"""
Contain the implementation of a simple neural network
Author: Son Phat Tran
"""
import numpy as np
from utils import sigmoid, sigmoid_derivative


class ConventionalNeuralNetwork:
    def __init__(self, input_size, hidden_size):
        """
        Create a two-layer neural network
        NOTE:
        - The network does not include any bias b
        - The network uses the sigmoid activation function
        :param input_size: size of the input vector
        :param hidden_size: size of the hidden layer
        :return:
        """
        # Cache the size
        self.input_size = input_size
        self.hidden_size = hidden_size

        # Create the layer
        self.W1 = np.random.normal(size=(self.input_size, self.hidden_size))
        self.W2 = np.random.normal(size=(self.hidden_size, 1))

        # Create a cache
        self.cache = {}

    def forward(self, x_train, y_train):
        """
        Perform the forward pass of the neural network
        :param x_train: the training input of the neural network
        :param y_train: the training
        :return: the output of the neural network
        """
        # Calculate the output of the first layer
        a1 = x_train @ self.W1
        z1 = sigmoid(a1)

        # Calculate the output of the second layer
        a2 = z1 @ self.W2

        # Cache the values
        self.cache = {
            "x_train": x_train,
            "y_train": y_train,
            "a1": a1,
            "z1": z1,
            "a2": a2
        }

        # Calculate the error function
        score = (1 / 2) * np.sum((y_train.reshape(-1) - a2.reshape(-1)) ** 2) / y_train.shape[0]
        return a2, score

    def predict(self, x_test):
        """
        Perform the prediction
        :param x_test: the test points
        :return: the output prediction
        """
        # Calculate the output of the first layer
        a1 = x_test @ self.W1
        z1 = sigmoid(a1)

        # Calculate the output of the second layer
        a2 = z1 @ self.W2
        return a2

    def backward(self, learning_rate):
        """
        Perform back-propagation
        :param learning_rate: Learning rate of back-propagation
        :return: None
        """
        # Get cached values
        x_train, y_train, a1, z1, a2 = self.cache["x_train"], self.cache["y_train"], \
            self.cache["a1"], self.cache["z1"], self.cache["a2"]

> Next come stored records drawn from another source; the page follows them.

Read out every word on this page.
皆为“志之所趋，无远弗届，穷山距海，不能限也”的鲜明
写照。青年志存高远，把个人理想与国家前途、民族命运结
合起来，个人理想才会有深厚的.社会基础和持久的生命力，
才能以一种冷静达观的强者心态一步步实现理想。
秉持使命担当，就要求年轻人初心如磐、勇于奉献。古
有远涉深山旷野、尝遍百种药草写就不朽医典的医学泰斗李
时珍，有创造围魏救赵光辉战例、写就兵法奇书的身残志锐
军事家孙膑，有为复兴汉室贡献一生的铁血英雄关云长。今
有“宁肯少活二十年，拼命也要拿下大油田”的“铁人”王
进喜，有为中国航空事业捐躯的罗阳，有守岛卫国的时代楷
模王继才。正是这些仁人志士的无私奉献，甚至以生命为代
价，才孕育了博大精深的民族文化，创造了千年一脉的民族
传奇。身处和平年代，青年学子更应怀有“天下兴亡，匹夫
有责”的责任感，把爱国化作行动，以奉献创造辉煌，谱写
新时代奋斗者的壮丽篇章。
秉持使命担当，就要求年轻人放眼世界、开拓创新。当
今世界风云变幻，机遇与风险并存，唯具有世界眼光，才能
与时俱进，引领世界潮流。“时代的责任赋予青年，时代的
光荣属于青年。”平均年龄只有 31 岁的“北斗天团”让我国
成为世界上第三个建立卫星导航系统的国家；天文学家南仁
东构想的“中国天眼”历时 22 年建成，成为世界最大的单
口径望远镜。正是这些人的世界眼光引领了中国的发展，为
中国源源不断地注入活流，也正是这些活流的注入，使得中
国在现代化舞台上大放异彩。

        # Calculate the gradient w.r.t a2
        d_a2 = (a2 - y_train.reshape(-1, 1)).reshape(-1, 1)

        # Calculate the gradient w.r.t z1
        d_z1 = d_a2 @ self.W2.T

        # Calculate the gradient w.r.t W2
        d_W2 = z1.T @ d_a2

        # Calculate the gradient w.r.t a1
        d_a1 = d_z1 * sigmoid_derivative(a1)

        # Calculate the gradient w.r.t W1
        d_W1 = x_train.T @ d_a1

        # Perform back-prop
        self.W1 -= learning_rate * d_W1
        self.W2 -= learning_rate * d_W2